Iran’s Thought Criminals

As in Hitler’s Germany and Stalin’s Russia, purveyors of ideas, information, and emotions are the enemy in President Mahmoud Ahmadinejad’s Iran, especially if the people espousing such ideas happen to work for a foreign organization. And, thanks to Iran’s example, that trend is proliferating across the Muslim world.

My friend, the intellectual Kian Tajbakhsh, is in jail in Iran for, well, being an intellectual. He has not had access to a lawyer nor any visitors since being jailed for espionage and undermining the state. In short, if you live in Iran nowadays, intellectuals are the new terrorists.
As in Hitler’s Germany and Stalin’s Russia, purveyors of ideas, information, and emotions are the enemy in President Mahmoud Ahmadinejad’s Iran, especially if the people espousing such ideas happen to work for a foreign organization. And, thanks to Iran’s example, that trend is proliferating across the Muslim world.
Tajbakhsh, an internationally respected scholar, social scientist, urban planner, and dual citizen of Iran and the United States, has languished in Tehran’s Evin Prison – notorious for its documented cases of torture and detainee abuse – since May 11.
I was shocked last week to see him on Iranian TV, pale and wan, giving the kind of faked confession that would have made Soviet prosecutors blush. Soft spoken, mild mannered, thoughtful, and with a wonderful sense of humor, Tajbakhsh is portrayed by the Iranian government as a ravenous wolf ready to devour the regime.
Tajbakhsh was arrested along with other leading Iranian-American intellectuals, including Haleh Esfandiari of the Washington-based Woodrow Wilson International Center for Scholars. Esfandiari is a 67-year-old grandmother – just the right age to set about undermining Iran. Her lawyer, Nobel Peace Prize laureate Shirin Ebadi, has been denied access to her. Meanwhile, journalist Parnaz Azima is not allowed to leave Iran.
As an intellectual, Tajbakhsh cannot expect the world’s celebrities to beg Iran’s government for his release. Instead, he has received support from other intellectuals, such as the 3,400 members of the PEN American Center, the writers’ organization that fights for freedom of expression. The 14,000 members of the American Sociological Association have also asked for his release.
You would think Tajbakhsh’s record in Iran would rule out an accusation of treason. He has been a consultant to several Iranian ministries on urban planning, and helped the government in major rebuilding projects after the devastating earthquake that destroyed the ancient city of Bam in 2003. In 2006, he completed a three-year study of local government in Iran – hardly the stuff of insurrection and regime change.

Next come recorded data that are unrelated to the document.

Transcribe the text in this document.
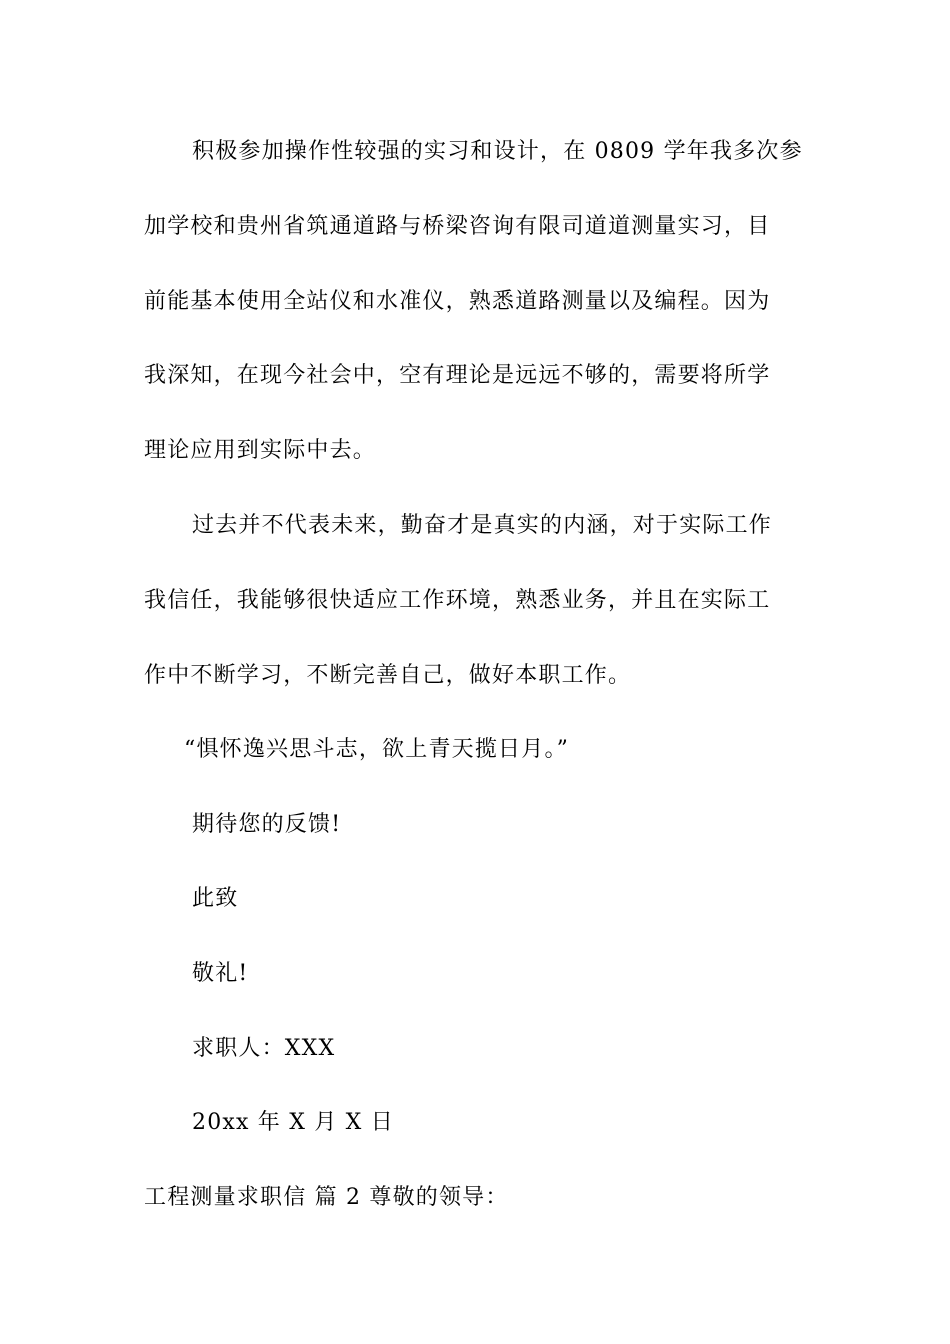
积极参加操作性较强的实习和设计，在 0809 学年我多次参
加学校和贵州省筑通道路与桥梁咨询有限司道道测量实习，目
前能基本使用全站仪和水准仪，熟悉道路测量以及编程。因为
我深知，在现今社会中，空有理论是远远不够的，需要将所学
理论应用到实际中去。
过去并不代表未来，勤奋才是真实的内涵，对于实际工作
我信任，我能够很快适应工作环境，熟悉业务，并且在实际工
作中不断学习，不断完善自己，做好本职工作。
“惧怀逸兴思斗志，欲上青天揽日月。”
期待您的反馈!
此致
敬礼!
求职人：XXX
20xx 年 X 月 X 日
工程测量求职信 篇 2 尊敬的领导：
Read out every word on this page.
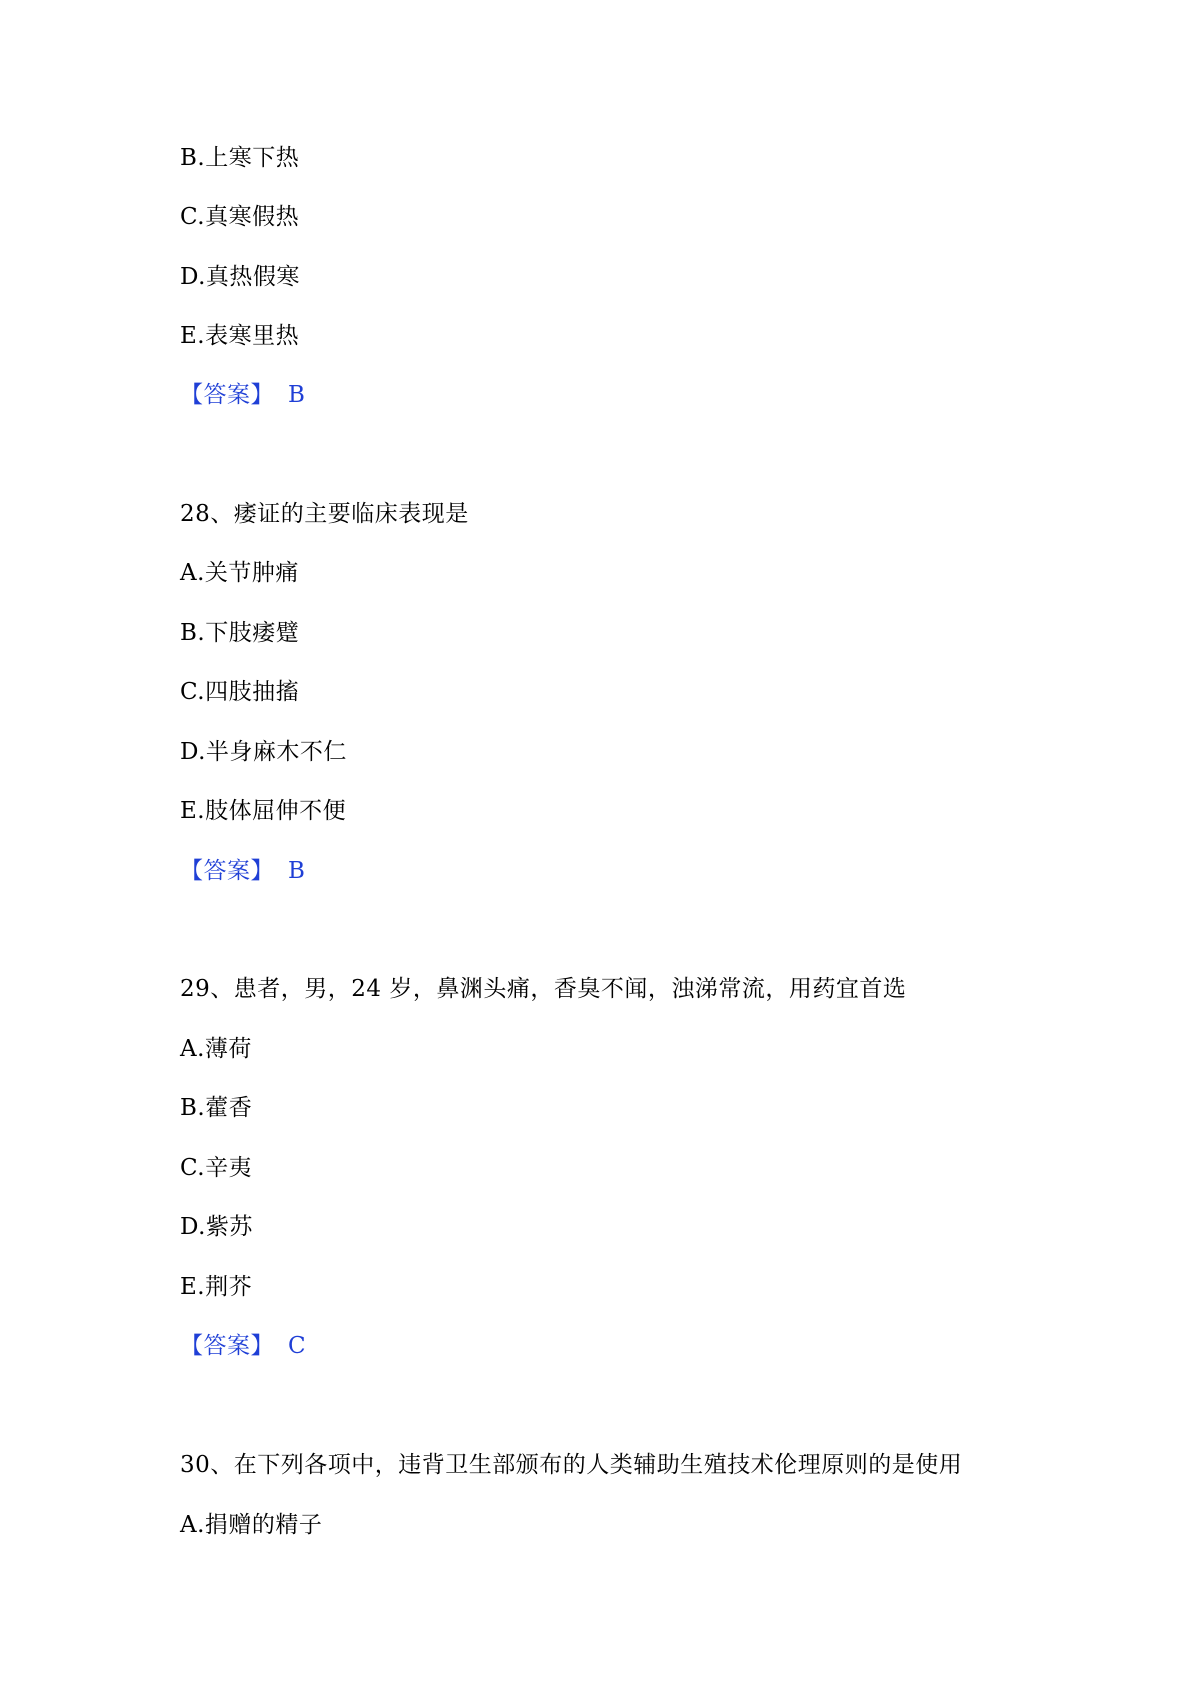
B.上寒下热
C.真寒假热
D.真热假寒
E.表寒里热
【答案】 B
28、痿证的主要临床表现是
A.关节肿痛
B.下肢痿躄
C.四肢抽搐
D.半身麻木不仁
E.肢体屈伸不便
【答案】 B
29、患者，男，24 岁，鼻渊头痛，香臭不闻，浊涕常流，用药宜首选
A.薄荷
B.藿香
C.辛夷
D.紫苏
E.荆芥
【答案】 C
30、在下列各项中，违背卫生部颁布的人类辅助生殖技术伦理原则的是使用
A.捐赠的精子
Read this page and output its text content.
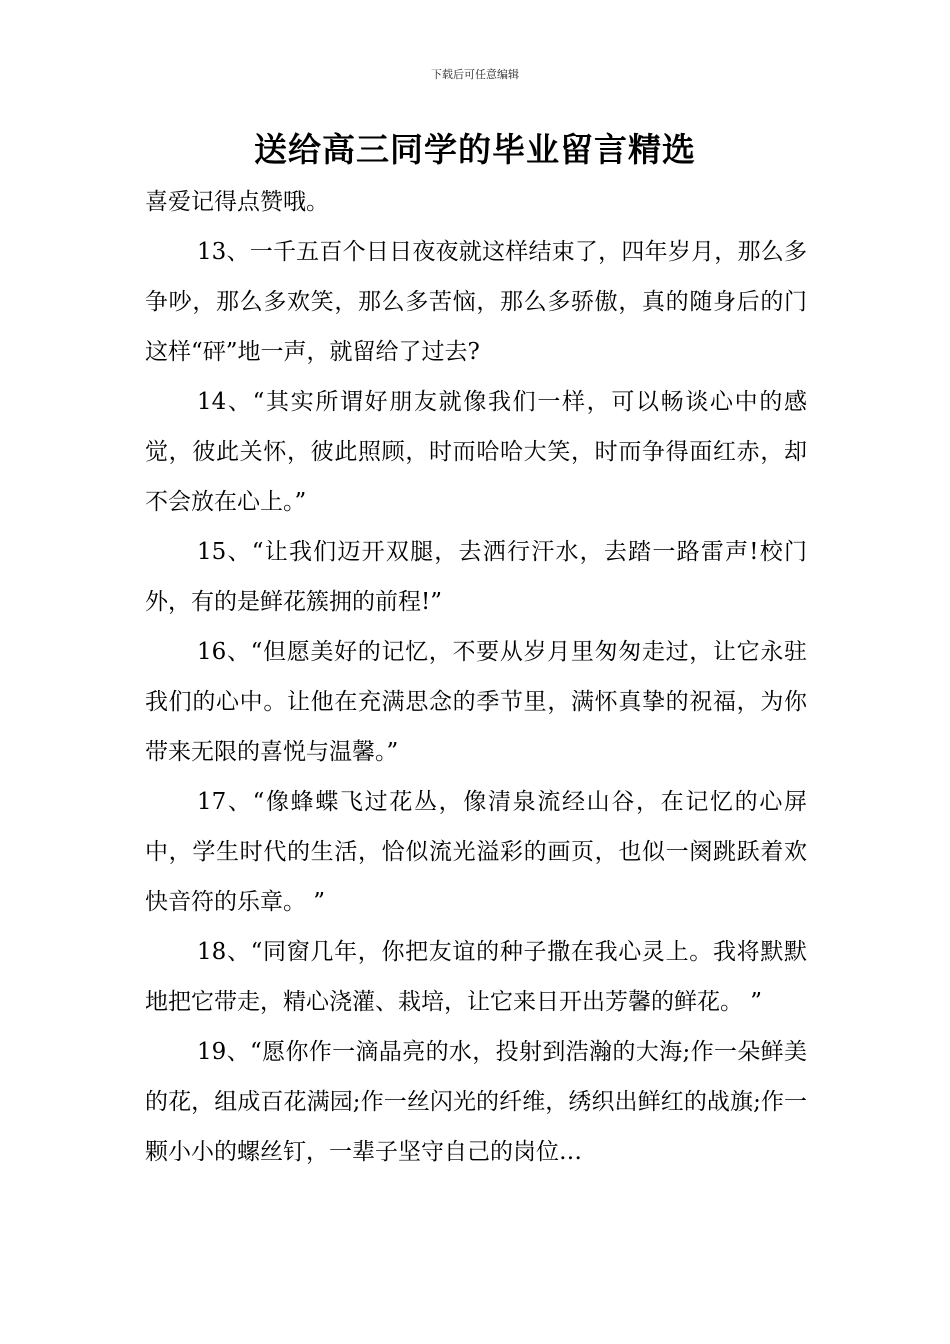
下载后可任意编辑
送给高三同学的毕业留言精选

喜爱记得点赞哦。

13、一千五百个日日夜夜就这样结束了，四年岁月，那么多争吵，那么多欢笑，那么多苦恼，那么多骄傲，真的随身后的门这样“砰”地一声，就留给了过去?

14、“其实所谓好朋友就像我们一样，可以畅谈心中的感觉，彼此关怀，彼此照顾，时而哈哈大笑，时而争得面红赤，却不会放在心上。”

15、“让我们迈开双腿，去洒行汗水，去踏一路雷声!校门外，有的是鲜花簇拥的前程!”

16、“但愿美好的记忆，不要从岁月里匆匆走过，让它永驻我们的心中。让他在充满思念的季节里，满怀真挚的祝福，为你带来无限的喜悦与温馨。”

17、“像蜂蝶飞过花丛，像清泉流经山谷，在记忆的心屏中，学生时代的生活，恰似流光溢彩的画页，也似一阕跳跃着欢快音符的乐章。 ”

18、“同窗几年，你把友谊的种子撒在我心灵上。我将默默地把它带走，精心浇灌、栽培，让它来日开出芳馨的鲜花。 ”

19、“愿你作一滴晶亮的水，投射到浩瀚的大海;作一朵鲜美的花，组成百花满园;作一丝闪光的纤维，绣织出鲜红的战旗;作一颗小小的螺丝钉，一辈子坚守自己的岗位…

But Tajbakhsh was also a consultant to the Soros Foundation, which, according to Ahmadinejad’s government, has worked against Islam. That idea is preposterous. In fact, the Foundation’s many contributions to the Islamic world include help following catastrophic natural disasters in Pakistan and Indonesia, providing medical supplies to the Palestinians under blockade, and allowing scholars and intellectuals to learn from each other by translating and publishing works from English into local languages and vice versa.
What makes Tajbakhsh’s incarceration look truly pathetic is that Iran boasts of one of the oldest civilizations in the world. Persians mingled easily with the Egyptians, Greeks, and Romans, conveying their skills, discoveries, and statecraft to the West. The image of the Persians portrayed in the recent movie 300 is simply false. Moreover, Muslim Iranians have always respected their pre-Islamic civilization. Thus, the Islamic revolutionaries in 1979 made a point of preserving the Zoroastrian fire temples.
In its Muslim era, Iran has boasted of some of the greatest poets, writers, and scientists in the world. None of this would have been possible if Iran’s ancient Muslim rulers had not allowed academic freedom and the free exchange of ideas and expression – something that is sorely missing in today’s Islamic Republic.
Other autocratic rulers in the Muslim world are learning from Iran’s example, cracking down hard on intellectuals, journalists, lawyers, women activists, or just about anyone who has ideas and wants to exchange them with others. For such Muslim rulers, intellectuals are the new global terrorists, bombarding their regimes with intellectualism. And my friend Kian Tajbakhsh – alone in his cell in Evin Prison wondering what he has done wrong – is the face of this new form of repression.